En uno de ellos debe ir una enfermera. Se trata de una misión que excede en peligro el máximo exigible a una dama enfermera. ¿Debe ser obligada a volar? No, no se puede. Un vuelo nocturno sin experiencia, sobre una zona infestada de rebeldes y con un aterrizaje complicado es un riesgo que ningún jefe militar quiere asumir. Imposible.

La misión llega a oídos de las enfermeras y las dudas sobre su obligatoriedad también, pero Elvira las resuelve de un plumazo. “Hemos venido a salvar vidas. Si no actuamos ahora, ¿cuándo íbamos a hacerlo?”

Se presenta a Nogueras y le dice que cuente con ella, que irá en el vuelo de forma voluntaria y que nadie sienta remordimientos por tener que ordenárselo. No hay mucho que discutir. Se acepta el ofrecimiento y su gesto se extiende como la pólvora por los cuarteles de Melilla. “La de Lugo se ha presentado voluntaria”.

El vuelo es un éxito y durante toda la noche atienden y salvan a los heridos.
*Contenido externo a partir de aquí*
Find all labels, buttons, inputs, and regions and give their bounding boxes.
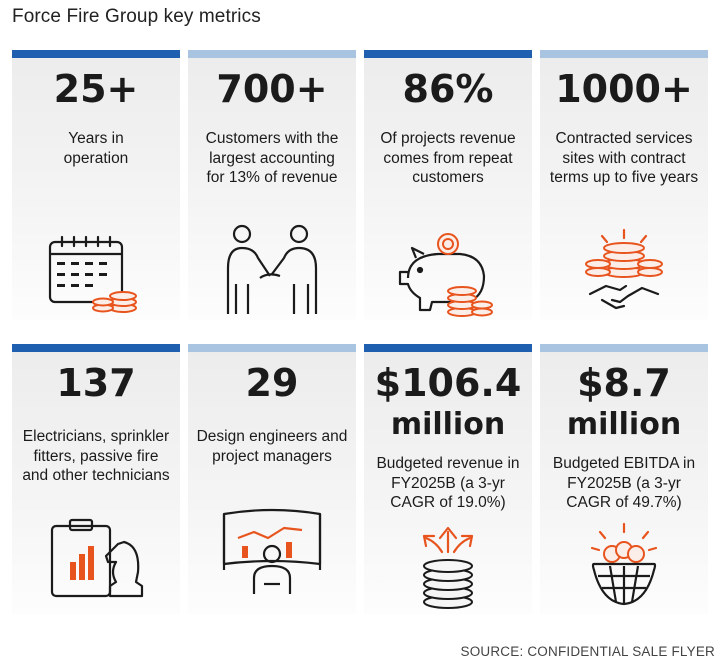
coins-handshake-icon [585, 228, 663, 310]
card-accent-bar [188, 344, 356, 352]
metric-description: Years in operation [63, 130, 129, 167]
metric-description: Contracted services sites with contract … [549, 130, 699, 186]
card-accent-bar [364, 344, 532, 352]
chess-knight-clipboard-icon [50, 518, 144, 598]
page-title: Force Fire Group key metrics [12, 6, 261, 27]
metric-value-line1: $8.7 [577, 361, 671, 405]
money-basket-icon [590, 522, 658, 606]
metric-value-line2: million [566, 407, 682, 442]
metric-value-line2: million [390, 407, 506, 442]
metric-card-years: 25+ Years in operation [12, 50, 180, 320]
metric-value: 29 [245, 361, 299, 405]
metric-description: Customers with the largest accounting fo… [205, 130, 339, 186]
handshake-people-icon [226, 224, 318, 314]
card-accent-bar [188, 50, 356, 58]
card-accent-bar [540, 50, 708, 58]
metric-description: Budgeted revenue in FY2025B (a 3-yr CAGR… [376, 455, 520, 511]
piggy-bank-icon [398, 233, 493, 317]
card-accent-bar [364, 50, 532, 58]
metric-value: 137 [56, 361, 136, 405]
metric-value-line1: $106.4 [374, 361, 522, 405]
metric-value: 1000+ [555, 67, 693, 111]
presenter-screen-icon [222, 508, 322, 594]
metric-card-sites: 1000+ Contracted services sites with con… [540, 50, 708, 320]
metric-description: Design engineers and project managers [196, 428, 348, 465]
metric-card-repeat-revenue: 86% Of projects revenue comes from repea… [364, 50, 532, 320]
metric-card-ebitda: $8.7 million Budgeted EBITDA in FY2025B … [540, 344, 708, 614]
metric-value: 700+ [216, 67, 328, 111]
metric-value: 86% [402, 67, 494, 111]
metric-description: Budgeted EBITDA in FY2025B (a 3-yr CAGR … [552, 455, 696, 511]
metric-description: Of projects revenue comes from repeat cu… [380, 130, 516, 186]
metric-card-engineers: 29 Design engineers and project managers [188, 344, 356, 614]
calendar-coins-icon [48, 235, 137, 313]
source-note: SOURCE: CONFIDENTIAL SALE FLYER [460, 644, 715, 659]
metric-card-customers: 700+ Customers with the largest accounti… [188, 50, 356, 320]
card-accent-bar [12, 344, 180, 352]
card-accent-bar [12, 50, 180, 58]
metric-card-revenue: $106.4 million Budgeted revenue in FY202… [364, 344, 532, 614]
metric-description: Electricians, sprinkler fitters, passive… [22, 428, 170, 484]
metric-value: 25+ [53, 67, 139, 111]
coins-arrows-icon [422, 526, 474, 609]
card-accent-bar [540, 344, 708, 352]
metric-card-technicians: 137 Electricians, sprinkler fitters, pas… [12, 344, 180, 614]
La prensa española agota los adjetivos para referirse a Elvira. Es el primer transporte aéreo de personal sanitario español de la historia, y también el primer vuelo de una mujer sanitaria. La reina telegrafía directamente a Elvira, que debe trasladarse a Madrid para recibir los reconocimientos que le esperan. El presidente del Consejo de Ministros, José Sánchez Guerra, la recibe el día 7 de noviembre en audiencia especial y le ofrece “una alta recompensa honorífica”.

El 11 es la reina Victoria Eugenia, quien departe directamente con Elvira sobre su rasgo de altruismo y valor. El rey Alfonso XIII les concede una audiencia en el palacio real el día 20 de noviembre.

Muchos de los reconocimientos prometidos a Elvira no se llegan a realizar, pero aún no es tarde para que en su tierra natal no se borre su olvido y se la recuerde con algún tipo de homenaje.